What makes a good office chair? This is probably not something you think about a lot, despite the fact that you probably spend a whole lot of time sitting in one throughout your workday. On the Spine-Health website (www.spine-health.com), they list the following as the important criteria for choosing a proper egonomic chair: seat height, seat width and depth, lumbar support, back rest, seat material, armrests, swivel.
I spoke with a few office workers to see which of these criteria they found important in an office chair.
It comes to no surprise that most of their answers were similar.
Dave works for a travel agency in Santa Clarita, CA. He spends a good 6-8 hours of his workday in an office chair.
George works for a studio in Burbank, CA. He spends more than half of his workday in a chair.
Ali works in Covina. He doesn't spend as much time in an office chair as the other two folks I interviewed, but his next job could see that time increase significantly.
Dave commented that the things he looks for in a chair are "Comfort. Good back support, the right amount of room, adjustable height, with sturdy armrests at a comfortable height. And no leather, please!"
Both Dave and Ali agreed that a breathable fabric was much more desirable than the inherent sexiness of leather on an office chair.
Dave said, "I'm not a fan of leather. office furniture nyc I prefer something made with breathable fabric. Good breathable fabric doesn't get too hot and is soft without being slippery."
Ali admitted to being a fan of leather, "But if I'm going to sit on it for hours, I'd much rather have something with breathable fabric."
George spends most of his day on an Aeron chair. Interestingly enough, George had this to say about the fabled dot.com Aeron chair, "I can't stand the stretchy web material they're made of. After sitting in them for a little while, the chair starts hurting my back." "I look for one of our few old-fashioned foam and cushion chairs, and find that I prefer those in the long run." "I definitely prefer any other material over leather. Leather gets too cold in the winter."
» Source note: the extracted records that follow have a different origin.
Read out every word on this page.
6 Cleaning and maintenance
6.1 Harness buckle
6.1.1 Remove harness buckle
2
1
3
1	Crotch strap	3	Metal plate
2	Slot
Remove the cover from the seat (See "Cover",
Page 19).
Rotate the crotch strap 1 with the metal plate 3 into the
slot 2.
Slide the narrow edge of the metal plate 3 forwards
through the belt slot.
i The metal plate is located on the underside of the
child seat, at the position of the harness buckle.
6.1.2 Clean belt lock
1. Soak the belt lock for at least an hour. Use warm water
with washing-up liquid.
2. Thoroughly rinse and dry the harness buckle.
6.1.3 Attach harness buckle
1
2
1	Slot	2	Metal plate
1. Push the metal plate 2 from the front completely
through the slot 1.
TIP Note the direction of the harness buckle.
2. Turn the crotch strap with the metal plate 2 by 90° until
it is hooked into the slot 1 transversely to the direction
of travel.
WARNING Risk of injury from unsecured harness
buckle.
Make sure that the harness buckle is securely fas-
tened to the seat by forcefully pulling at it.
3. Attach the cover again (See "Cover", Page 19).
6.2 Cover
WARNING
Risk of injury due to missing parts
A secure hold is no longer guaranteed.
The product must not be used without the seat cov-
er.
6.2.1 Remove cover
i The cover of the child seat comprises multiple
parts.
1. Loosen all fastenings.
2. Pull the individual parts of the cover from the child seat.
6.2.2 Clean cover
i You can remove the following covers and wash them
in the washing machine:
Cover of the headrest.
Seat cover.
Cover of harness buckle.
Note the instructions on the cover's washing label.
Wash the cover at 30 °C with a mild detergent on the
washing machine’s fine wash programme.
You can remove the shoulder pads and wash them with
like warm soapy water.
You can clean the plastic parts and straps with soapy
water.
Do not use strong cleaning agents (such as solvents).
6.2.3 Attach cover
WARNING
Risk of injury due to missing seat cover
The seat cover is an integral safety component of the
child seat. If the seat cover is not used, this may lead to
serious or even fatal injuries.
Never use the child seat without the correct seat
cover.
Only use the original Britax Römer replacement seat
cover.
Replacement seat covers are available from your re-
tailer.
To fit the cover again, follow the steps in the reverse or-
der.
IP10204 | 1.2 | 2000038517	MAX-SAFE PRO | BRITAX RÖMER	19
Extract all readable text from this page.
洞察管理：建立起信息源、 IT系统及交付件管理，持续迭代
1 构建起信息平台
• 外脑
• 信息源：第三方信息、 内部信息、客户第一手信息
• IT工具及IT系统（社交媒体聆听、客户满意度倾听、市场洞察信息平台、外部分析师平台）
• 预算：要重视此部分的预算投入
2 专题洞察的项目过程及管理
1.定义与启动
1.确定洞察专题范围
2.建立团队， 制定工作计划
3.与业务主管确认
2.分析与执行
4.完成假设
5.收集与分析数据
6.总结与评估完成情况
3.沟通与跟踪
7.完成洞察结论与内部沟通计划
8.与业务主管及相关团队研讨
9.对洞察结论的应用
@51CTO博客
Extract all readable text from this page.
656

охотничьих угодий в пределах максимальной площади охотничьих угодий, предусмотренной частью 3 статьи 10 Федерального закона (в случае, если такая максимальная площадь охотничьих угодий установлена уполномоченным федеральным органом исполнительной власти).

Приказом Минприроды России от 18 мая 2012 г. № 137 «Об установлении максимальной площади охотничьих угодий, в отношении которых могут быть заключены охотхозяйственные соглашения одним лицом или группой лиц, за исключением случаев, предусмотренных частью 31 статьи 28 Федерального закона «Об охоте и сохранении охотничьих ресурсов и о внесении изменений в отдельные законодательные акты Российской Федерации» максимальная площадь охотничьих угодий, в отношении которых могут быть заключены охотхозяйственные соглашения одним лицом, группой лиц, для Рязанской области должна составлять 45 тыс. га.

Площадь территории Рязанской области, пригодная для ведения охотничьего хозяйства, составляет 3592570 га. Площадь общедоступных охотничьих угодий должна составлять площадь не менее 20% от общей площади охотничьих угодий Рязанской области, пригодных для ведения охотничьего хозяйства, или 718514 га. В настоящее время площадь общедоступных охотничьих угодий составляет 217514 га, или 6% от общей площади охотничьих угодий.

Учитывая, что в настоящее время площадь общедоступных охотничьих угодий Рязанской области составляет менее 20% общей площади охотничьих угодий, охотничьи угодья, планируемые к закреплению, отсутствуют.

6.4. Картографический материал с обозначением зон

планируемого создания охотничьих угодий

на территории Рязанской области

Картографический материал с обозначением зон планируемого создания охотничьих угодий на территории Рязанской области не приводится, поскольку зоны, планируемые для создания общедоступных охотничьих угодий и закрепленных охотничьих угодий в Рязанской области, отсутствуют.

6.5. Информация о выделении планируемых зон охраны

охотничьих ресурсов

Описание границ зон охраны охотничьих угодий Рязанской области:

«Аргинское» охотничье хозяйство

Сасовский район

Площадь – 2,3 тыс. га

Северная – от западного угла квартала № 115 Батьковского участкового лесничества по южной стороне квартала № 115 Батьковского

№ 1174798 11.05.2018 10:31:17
No chair is setup perfectly out of the box, and all three interviewees agreed that adjustability was a huge plus in the chair stakes.
Dave insisted on maximum adjustability. "I have chronic neck and back problems, so I need to make sure that my chair can be configured to mitigate that discomfort."
George notes that, "As I get older, my back gets out of whack very easily so having a chair that fits well has gotten more and more important but ultimately price makes a difference."
The three of them agreed that $300 is about as much as they would spend on an office chair. The Aeron Chair I mentioned earlier retails anywhere from $500-$700 US.